(88) Se… Ca…
Bismillâhirrahmânirrahîm.
Kasım 2013 Kavacık sohbetinde Efendi Babam, “Her şeyi merkezinde bırakırdım” sözü üzerine bir tefekkür çalışması yapmamızı hatırlattı. Sohbetten sonra eşim Mu… ve kızım E. Ş. ile Poyrazköy’e çay-kahve içmeye gittik. Poyrazköy nefes alıp stres attığımız bir yer olduğu için; hayatımızın merkezindeki yerlerden biri durumunda ve biz yıllardır buraya gideriz. Bu yıllar içinde gittiğimiz Poyrazköy’de oturduğumuz kahvehane hep aynı kaldı. Kesinlikle buranın dışına çıkmadık ve memnun kaldık.
Efendi Babam böyle bir çalışma verdiği için o gün cadde, sokak isimlerine baktık.

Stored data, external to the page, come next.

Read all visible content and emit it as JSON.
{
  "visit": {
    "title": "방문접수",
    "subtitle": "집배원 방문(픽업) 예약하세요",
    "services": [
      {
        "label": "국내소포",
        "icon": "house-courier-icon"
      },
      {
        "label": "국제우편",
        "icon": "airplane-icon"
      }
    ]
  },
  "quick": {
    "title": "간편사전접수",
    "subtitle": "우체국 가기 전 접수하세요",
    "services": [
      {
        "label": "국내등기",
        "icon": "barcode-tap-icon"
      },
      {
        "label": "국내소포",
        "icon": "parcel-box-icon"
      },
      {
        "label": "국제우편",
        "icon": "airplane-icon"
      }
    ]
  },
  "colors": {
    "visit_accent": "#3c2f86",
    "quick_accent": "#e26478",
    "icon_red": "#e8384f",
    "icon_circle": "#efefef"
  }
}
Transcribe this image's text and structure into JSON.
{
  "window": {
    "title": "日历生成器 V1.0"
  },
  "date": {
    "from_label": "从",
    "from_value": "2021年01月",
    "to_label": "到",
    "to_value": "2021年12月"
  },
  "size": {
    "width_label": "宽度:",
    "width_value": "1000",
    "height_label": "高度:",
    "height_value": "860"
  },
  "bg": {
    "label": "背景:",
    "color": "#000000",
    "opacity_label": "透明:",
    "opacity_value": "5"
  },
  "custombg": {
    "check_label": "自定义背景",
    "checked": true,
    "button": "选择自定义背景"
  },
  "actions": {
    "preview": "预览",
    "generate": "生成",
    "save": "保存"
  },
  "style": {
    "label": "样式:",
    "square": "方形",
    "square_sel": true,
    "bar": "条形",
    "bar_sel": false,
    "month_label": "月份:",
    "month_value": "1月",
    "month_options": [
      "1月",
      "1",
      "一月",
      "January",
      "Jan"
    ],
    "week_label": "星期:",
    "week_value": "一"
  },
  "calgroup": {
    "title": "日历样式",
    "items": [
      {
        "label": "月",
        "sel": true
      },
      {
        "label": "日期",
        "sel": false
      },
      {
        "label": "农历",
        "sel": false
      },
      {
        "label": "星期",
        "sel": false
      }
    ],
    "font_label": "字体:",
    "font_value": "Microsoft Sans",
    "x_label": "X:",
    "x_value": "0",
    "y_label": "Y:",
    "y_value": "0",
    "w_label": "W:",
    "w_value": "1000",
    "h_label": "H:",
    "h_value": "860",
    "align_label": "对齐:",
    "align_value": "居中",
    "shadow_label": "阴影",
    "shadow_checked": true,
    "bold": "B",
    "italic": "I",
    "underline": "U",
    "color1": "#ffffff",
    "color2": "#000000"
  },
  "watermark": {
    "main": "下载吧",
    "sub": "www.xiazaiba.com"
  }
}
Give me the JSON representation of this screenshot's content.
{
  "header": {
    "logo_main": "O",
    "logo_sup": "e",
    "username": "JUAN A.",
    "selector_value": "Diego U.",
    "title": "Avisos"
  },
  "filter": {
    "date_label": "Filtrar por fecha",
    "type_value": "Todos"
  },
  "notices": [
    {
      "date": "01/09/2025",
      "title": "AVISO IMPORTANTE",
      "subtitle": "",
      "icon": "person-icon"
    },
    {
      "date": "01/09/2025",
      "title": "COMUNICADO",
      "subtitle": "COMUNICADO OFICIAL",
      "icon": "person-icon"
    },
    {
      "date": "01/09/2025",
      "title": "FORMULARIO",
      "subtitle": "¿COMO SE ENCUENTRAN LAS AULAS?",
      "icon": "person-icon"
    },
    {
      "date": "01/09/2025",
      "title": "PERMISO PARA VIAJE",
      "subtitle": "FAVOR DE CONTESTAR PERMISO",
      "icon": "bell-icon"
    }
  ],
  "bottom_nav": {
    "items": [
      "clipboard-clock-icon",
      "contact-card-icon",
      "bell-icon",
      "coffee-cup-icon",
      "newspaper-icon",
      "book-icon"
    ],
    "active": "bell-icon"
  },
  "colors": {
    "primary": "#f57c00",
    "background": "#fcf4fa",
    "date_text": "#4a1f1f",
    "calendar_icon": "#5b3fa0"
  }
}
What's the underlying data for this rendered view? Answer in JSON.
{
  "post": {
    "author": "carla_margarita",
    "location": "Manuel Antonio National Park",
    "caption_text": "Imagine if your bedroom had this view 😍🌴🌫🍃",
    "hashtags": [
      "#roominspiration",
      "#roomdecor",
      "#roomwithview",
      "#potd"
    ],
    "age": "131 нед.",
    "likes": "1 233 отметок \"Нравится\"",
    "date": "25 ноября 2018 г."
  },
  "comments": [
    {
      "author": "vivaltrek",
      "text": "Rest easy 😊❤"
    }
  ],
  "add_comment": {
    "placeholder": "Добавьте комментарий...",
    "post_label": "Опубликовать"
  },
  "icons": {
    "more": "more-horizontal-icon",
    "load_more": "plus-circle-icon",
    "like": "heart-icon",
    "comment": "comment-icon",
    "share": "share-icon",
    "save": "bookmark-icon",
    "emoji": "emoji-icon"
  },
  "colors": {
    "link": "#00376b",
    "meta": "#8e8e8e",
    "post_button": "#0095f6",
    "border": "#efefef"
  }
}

Hayret ile gördük ki yıllardır gittiğimiz Osman amcanın kahvehanesi “Merkez Cadde”sindeymiş. İlginç bir durum daha 13/b numara ile Hz. Muhammed S.A.V şifresi ve (b) birlikteliği, risaleti ifade emekteydi.
Kahvehane binasının önünde bir arabanın geçebileceği bir yol, yolun bitiminde ise oturduğumuz masalar var. Biz orada iken bir olay vuku buldu. Kedinin biri yoldan karşıya geçerken, bir araba geldi ve kediyi ezip gitti. Oturduğumuz yerde iki bayan vardı. Onlar ezilmiş kediyi görünce bunu kimin yaptığını sordular. Kahvehanedekiler bir arabanın geçerken kediyi ezdiğini ve gittiğini söylediler. Bunun üzerine bayanlar bağırmaya başladılar. Köyün yerlisi bir bey bunun devamlı olduğunu, haftada iki kedinin öldüğünü söyledi. Bayanlardan biri bunun üzerine; bağrış – çağrışını daha da arttırdı ve ağza alınmayacak sözler söyledi. Dakikalarca bağırıp ortalığı ayağa kaldırdı ve bu durumu kabullenemedi.
Biz oturduğumuz yerde sadece olayları seyrettik ve müdahil olmadık. Olay “Merkez Caddesinde” vuku bulmuştu. Köyün yerlisi beye “normal” gelen bu durum, o bayanlara göre normal değildi ve kabul edilemezdi. Haddinden fazla tepki verdiler ve bir sinir harbi yaşadılar.
“Her şey merkezinde” meydana gelmişti. Fakat bu, göreceli bir durumdu. Birine göre merkezinde olan, diğerine göre merkezinde değildi.
Bir arkadaşım ile sohbet ederken, arkadaşım “hücrenin” hayatın özeti olduğunu söylemişti. Bunun üzerine bir hücre araştırması yaptım.
Hücre; canlının yaşam özelliklerini taşıyan ve uygun koşullarda yaşamını tek başına sürdürme yeteneğine sahip temel yapı ve işlem birimidir. Hücre, çok hücreli canlılardaki en küçük yaşam birimidir. Hücrenin birçok bölümü vardır. Çekirdek yani hücrenin merkezi, yönetim merkezidir. Çekirdek ölürse, hücre de ölür. Çekirdek ayrıca hücre ana maddesi içindeki birçok küçük organelin birbiriyle uyumlu olarak çalışmasını sağlar. Çekirdeğin hücre bölünmesinde rolü vardır. Rolü gereği çekirdek yani merkez çok önemlidir.
Suyun döngüsünde de durum böyledir. Merkezdeki güneş, suyun buharlaşmasının ve gökyüzüne çıkmasını sağlar. Buharlaşan su tekrar yağmur, kar, dolu halinde yeryüzüne iner ve yaşamın idamesini sağlar. Eğer merkezdeki güneş olmasaydı, döngü olmaz yaşam zamanla sona ererdi.
Hayatıma baktığımda artı ve eksilerin yerinde olduğunu müşahade etmekteyim. Başıma gelen eza ve cefaların nefsimi terbiye etmek için, beni doğru bir insan yapmak için geldiğini düşünmekteyim. Bunu yemeğin hazırlanmasına benzetmekteyim. Yemek hazırlarken, malzemeleri doğrar, koparır, keser, parçalara ayırırız. Daha da yetmez, ateş üzerinde dakikalarca – saatlerce pişiririz. Son olarak yemek yenecek kıvama gelir ve bizi besler, işimize yarar. Eza ve Cefaların bizi bu kıvama soktuğunu müşahade etmekteyim.
Evladımızın birini kaybettik ve bunu hiçbir zaman sorgulamadık. Çünkü olanda hayır vardı, tevekkül ettik.